Which tends to render Inside Job, the latest entry into this batch of movies, a little like the last horse leaping over the finish line in Secretariat. So the question naturally arises, what if anything does Inside Job director Charles Ferguson bring to the table that’s a new and different, or even helpful revelation.
The answer is, not much really. And actually, the fact that Ferguson himself has been personally involved as a businessman in the financial sector, could shed an additional light on matters. But conversely may tend to leave him stuck in neutral in terms of subjectivity, in contrast to the angrier outsider investigative journalists among his fellow filmmakers in this particular domain.
And while Ferguson seems to have a firmer handle and broader analytical scope when scrutinizing the international situation and prophetically pinpointing signs of the pending crisis back then in reckless banker speculation over in Iceland, there may a tendency to shrug collective audience shoulders with a concurrent response. Something like, uh really.
Narrated by Matt Damon and moving around the world between trouble spots in the US and Great Britain to Singapore and China, Inside Job also probes the rise of academic yes men in universities across this country, who have been bought and paid for under the table by corporations to spread their favorable spin. And though there is no shortage or skimping on evidence and concise details contributing to the financial meltdown and the Inside Job that led to no jobs, a little less gotcha cinema and more consideration as to where do we go from here, would have been valuable, indeed essential.
Inside Job does provide one disturbing observation, that the current generation is the first one in US history that will have less education and income than their parents. But Ferguson’s conclusion that more government regulation is in order may be seen as really bad timing, what with the current administration stepping in to clean up the financial sector by handing the corporate suits billions in taxpayer dough to compensate them for their blunders. And this, while declaring just the other day that tending to the surging mass unemployment was not on the government recovery plan agenda.

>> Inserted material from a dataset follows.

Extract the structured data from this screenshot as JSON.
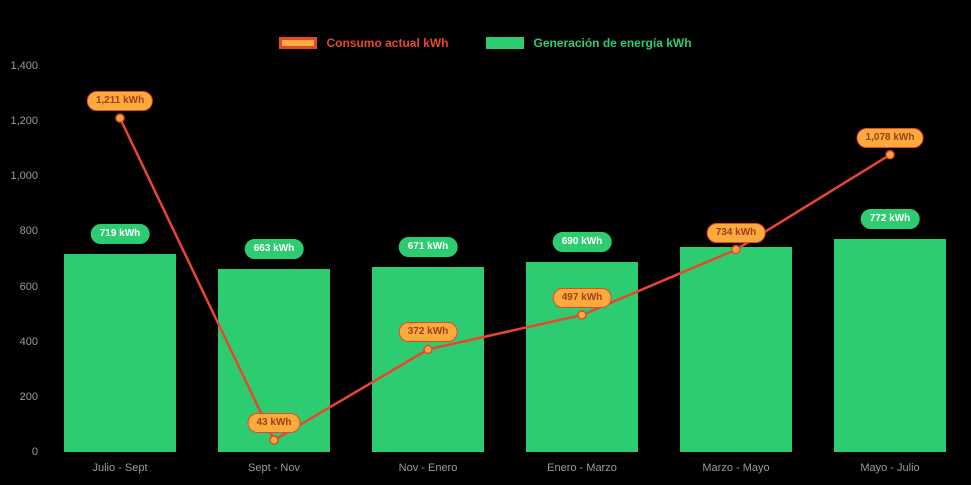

And the only Tea Party documentary so far covering the same ground, Stephen K. Bannon’s Generation Zero, curiously presents similar evidence, but comes to just the opposite nostalgic pre-capitalist conclusion, that government should mind its own business and not the business of Wall Street. So with Ferguson’s call for a kind of honor system in big business that would theoretically shame the corporate baddies out of existence, we’re left with two equally quixotic points of view. Take your pick.